Learn Ninjutsu – How Well Do You Really Understand the Kihon Happo of Ninpo and Budo Taijutsu?

Since around the mid 1980’s there has been, and continues to be a serious impediment to students trying to learn ninjutsu. It’s bad enough when our own beliefs and erroneous ideas get in the way when trying to learn ninjutsu, but when the problem lies in the way the lessons are passed down… what can you do?

This article focuses on a belief about a lesson within ninpo taijutsu (aka budo taijutsu) known as kihon happo. This misguided idea was developed by less-than-knowledgeable junior instructors and has continued to limit and cripple the development of well-meaning students to this day. Hopefully, after reading this article, you will be able to see through the illusion that persists and break free to be able to truly take your training in the art of Ninjutsu, to the next level of Mastery!

According to the belief, the kihon happo are really a set of 8 fundamental techniques. The idea is that there are eight, preset techniques that have been passed down from past masters as “the” basis of everything that we do in ninpo and budo taijutsu.

And, the belief is wrong!

I say this because, the lesson of kihon happo points to a concept, not a set of kata. And, because when translated from the Japanese language, kihon happo DOES NOT mean, “8 Basic Techniques.” When translated from Japanese, kihon happo really means…

“Eight directions of the fundamental techniques.”

The word kihon does mean “fundamental,” “main,” or “principle.” But, the word happo does NOT mean “8 techniques.”

Happo literally means, “8 ways,” or “8 directions” – giving it the same meaning as when we might say “every direction”, “everywhere you look,” “infinite ways,” or “countless ways.”

To get the meaning that many people use, we would need to use the Japanese term, kihon happan, or “8 fundamental technique items.”

I have been training in the art of Ninjutsu since almost the beginning – in the days when we didn’t say Bujinkan, we said Togakure-Ryu Ninjutsu. And, I have watched the training change and adapt to the masses over the last several decades.

Now, I’m not telling you this to impress you, but to impress upon you that not all of what is being passed on by instructors with little knowledge of the art is not what has been passed down for the last thousand years or better.

Controversial, I know. But, that doesn’t make it wrong.

Unpleasant, maybe.

But then, do you really want to master the art or only be good at performing some “cool moves.”

If that’s your goal… may I suggest dance classes instead. They’re a lot less painful, and you wouldn’t be lead around by this illusion that’s crippling the abilities of well-meaning students!

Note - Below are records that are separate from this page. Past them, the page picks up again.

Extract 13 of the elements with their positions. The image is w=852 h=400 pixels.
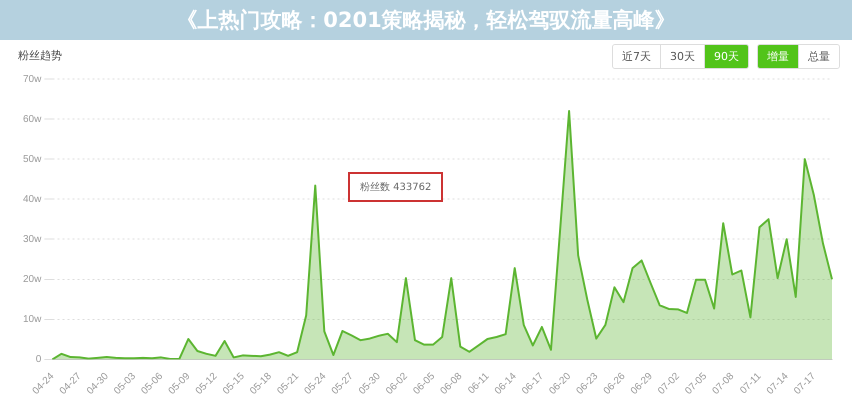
- text: 《上热门攻略：0201策略揭秘，轻松驾驭流量高峰》: [0, 0, 852, 40]
- y-tick-label: 50w: [22, 154, 42, 165]
- chart-title: 粉丝趋势: [18, 48, 62, 63]
- y-tick-label: 40w: [22, 194, 42, 205]
- y-tick-label: 30w: [22, 234, 42, 245]
- y-tick-label: 0: [36, 354, 42, 366]
- toggle-group: 近7天 30天 90天: [612, 44, 749, 69]
- toggle-group: 增量 总量: [757, 44, 840, 69]
- y-tick-label: 70w: [22, 74, 42, 85]
- y-tick-label: 20w: [22, 274, 42, 286]
- tooltip-box: 粉丝数 433762: [348, 172, 444, 202]
- y-tick-label: 60w: [22, 114, 42, 125]
- y-tick-label: 10w: [22, 314, 42, 326]
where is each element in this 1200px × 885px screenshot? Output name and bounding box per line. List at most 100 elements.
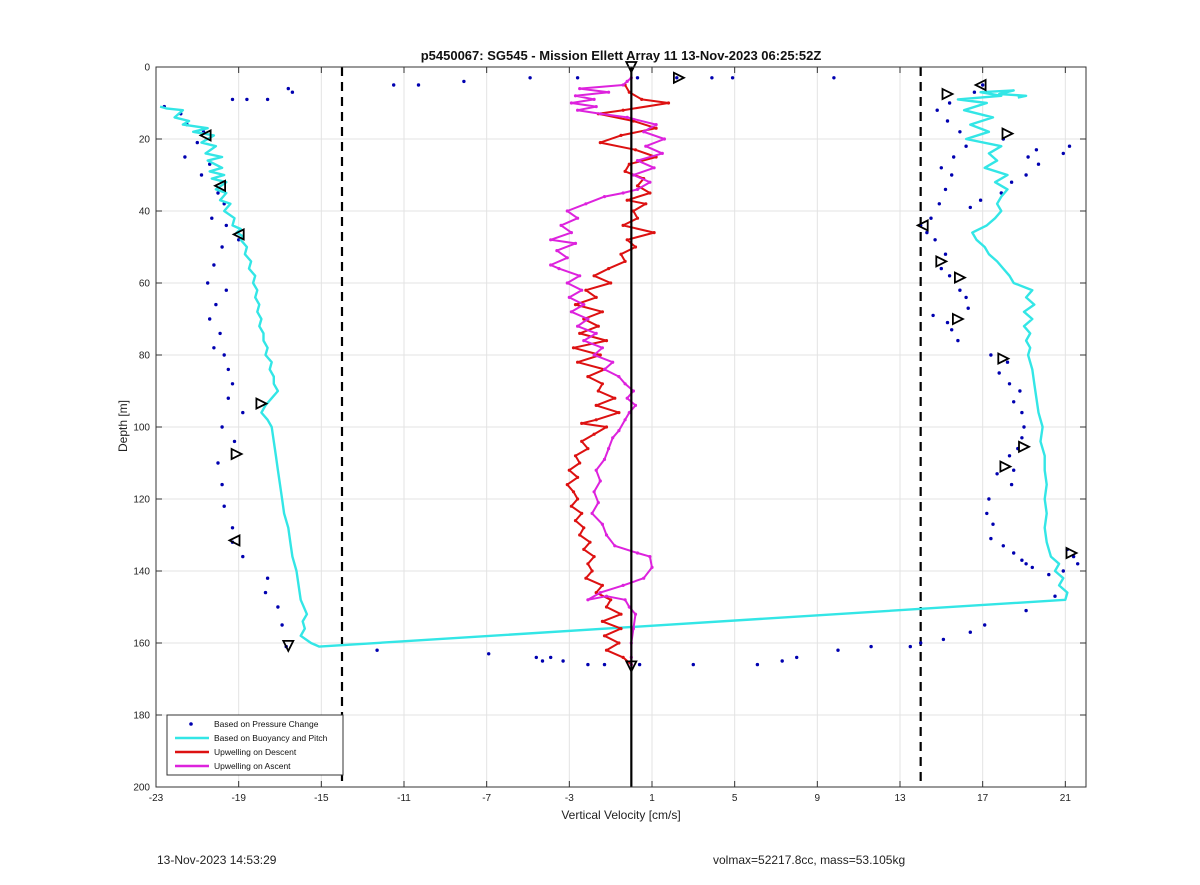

The fact is that, since the earliest writings put out by Hatsumi Sensei, headmaster of the 9 lineages that make up the training within the Bujinkan, there has been many versions of the supposed “8 techniques” that make up the kihon happo.

Even in the scrolls of the Gyokko-Ryu, the lineage where the “concept” of the kihon happo came from, the 8 techniques are NOT 8 techniques but 16 – AND with the exception of the ichimonji, jumonji, and hicho examples for using those particular kamae, the techniques are NOT the same as those being taught.

As pointed out in the Advanced Sanshin / Kihon Happo Home Study Course offered by Warrior Concepts, the idea of the kihon happo is to “see your techniques from every direction” – “to understand the fundamental principles that make up this powerful art from as many different ways as possible.”

That’s why the lesson is not to memorize and religiously practice some sort of kihon happan, “8 preset technique forms”, but to practice the core level principles and concepts that should be present in ANY form or kata – to make 8 variations of each technique. and then make 8 variations of each of these, and 8…

You get the idea.

So, when it comes to really attaining Mastery…

Immobilienmakler Heidelberg

Makler Heidelberg

Source by Jeffrey Miller

By continuing to use the site, you agree to the use of cookies. more information

The cookie settings on this website are set to "allow cookies" to give you the best browsing experience possible. If you continue to use this website without changing your cookie settings or you click "Accept" below then you are consenting to this.